Presidential elections are scheduled for April next year and current polls show far-right candidate Marine Le Pen as Macron’s main rival. France also has regional elections in June, although the government has warned that they will only happen if the health context allows.
While polls have so far not been encouraging for the Socialist mayor of Paris, with less than 10% of voting intentions in the first round of elections, a recent poll showed he could reach the second round if he can muster other matches. on the left and the Greens, who plan to run with their own candidate.
Amid criticism over its treatment of the coronavirus crisis, Macron’s popularity rate fell 4 percentage points in March from the previous month, with 37% of people satisfied with the president, according to a FIFG survey for the French newspaper Journal du Dimanche. Macron has not said he would run again, but his teams are already working on his re-election.
Since Saturday, Paris and about a third of the country have been closed again, with schools open and outdoor activity being encouraged, but some non-essential businesses have closed.

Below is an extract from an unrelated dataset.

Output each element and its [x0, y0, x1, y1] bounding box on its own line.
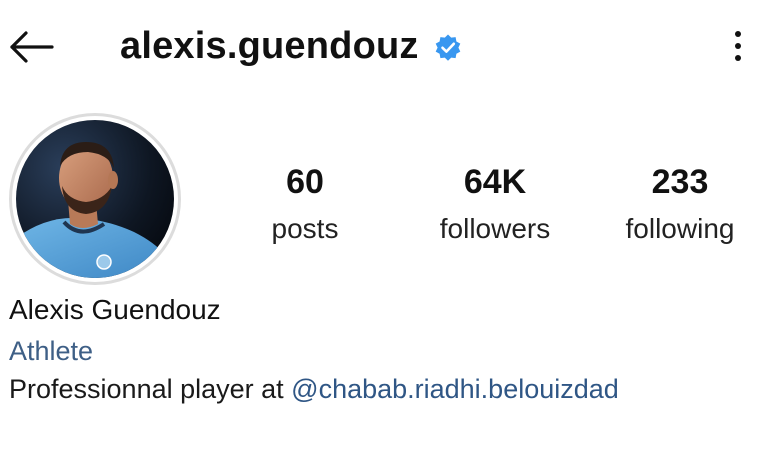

The complex rules have fueled confusion among citizens and have led to complaints from store owners who consider themselves non-essential.
Criticism of the government
The head of business lobby Medef on Saturday criticized the government for what he called the “persecution” of companies forced to close. Hidalgo joined the heart of the criticism and criticized the government’s lack of transparency in handling the pandemic, with key choices made by only a handful of ministers during so-called “defense cabinet meetings.”
However, Macron’s popularity, which a year ago said France was “at war” with the virus, is even greater than his predecessors, Socialist Francois Hollande and right-wing Nicolas Sarkozy, at the same time as the their mandates, according to the Ifop Survey.